En parte, esta situación confusa es producto de la propia personalidad de Trump. El escritor conservador Ramesh Ponnuru sostiene, con razón, que simplemente no tiene el carácter necesario para dirigir un movimiento ideológico estricto y doctrinal.
“No es sólo que carezca de la disciplina y la concentración necesarias para llevar a cabo un objetivo, aunque carece de ambas cosas, o que los aduladores lo manipulen fácilmente, aunque lo hacen. También es que sus objetivos son maleables desde el principio”, sostiene Ponnuru.
Pero, en parte, es resultado de la política de coalición, el modo en que siempre ha funcionado la derecha estadounidense.
El conservadurismo estadounidense posterior a la Segunda Guerra Mundial era un “banco de tres patas” formado por tres grupos: los libertarios del libre mercado, los conservadores sociales y los halcones de la política exterior. Estos grupos a menudo discrepaban entre sí en cuestiones de principios y de política. De ahí una contradicción ideológica: un conservadurismo de “gobierno pequeño” que aspiraba a construir el ejército y la policía más grandes del mundo con adultos que consintieran en sus hogares.
No había nada natural en esta alianza, no reflejaba ninguna tradición estadounidense duradera y transhistórica. El “conservadurismo de movimiento”, como se lo llamó, era un movimiento, construido, como cualquier otra facción política, por personas moldeadas por un tiempo y un lugar específicos (los Estados Unidos de la Guerra Fría) en respuesta a sus desafíos particulares.
Además, el conservadurismo de movimiento no fue la totalidad de la derecha estadounidense. En su reciente libro Recuperando a Estados UnidosEl historiador David Austin Walsh sostiene que los conservadores respetables en realidad dependían de la periferia radical para su éxito.

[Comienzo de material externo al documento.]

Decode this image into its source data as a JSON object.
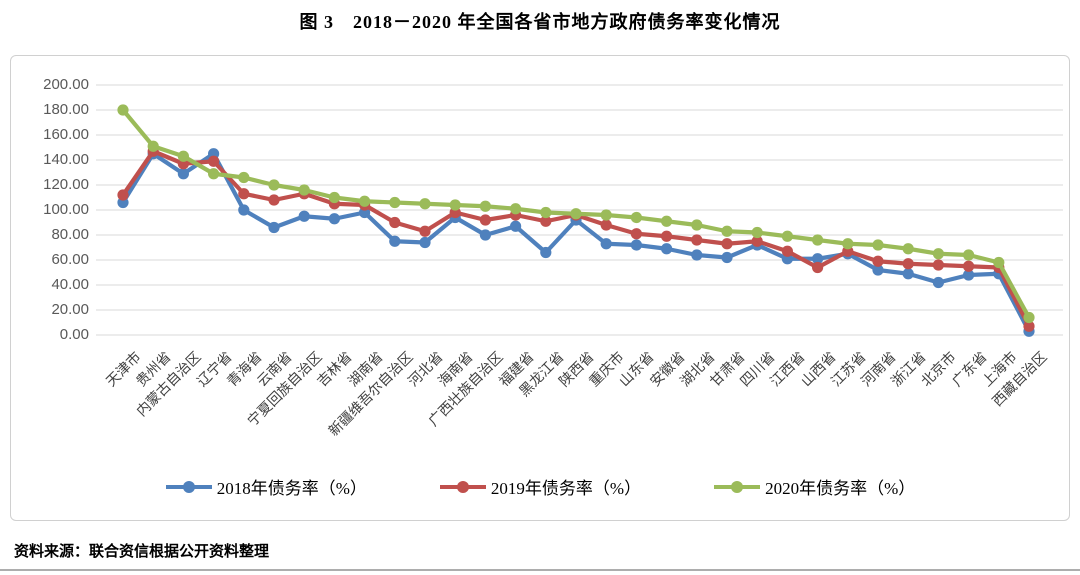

Grupos extremistas como la John Birch Society, que veía un complot comunista detrás de cada arbusto, trabajaron en conjunto con los conservadores tradicionales para luchar contra los liberales, lo que Walsh llama un “frente popular” de derecha.
La derecha estadounidense era, pues, una alianza sobre otra alianza: el taburete de tres patas, ya de por sí difícil de manejar, actuando en concierto con una derecha marginal dispuesta a ir a lugares oscuros donde el conservadurismo dominante no se atrevía a pisar.
Hoy, la relación de poder ha cambiado: la extrema derecha es ahora el socio principal que marca el tono en Washington, y los fusionistas siguen su ejemplo. Pero la coalición sigue siendo una coalición y actuará en consecuencia.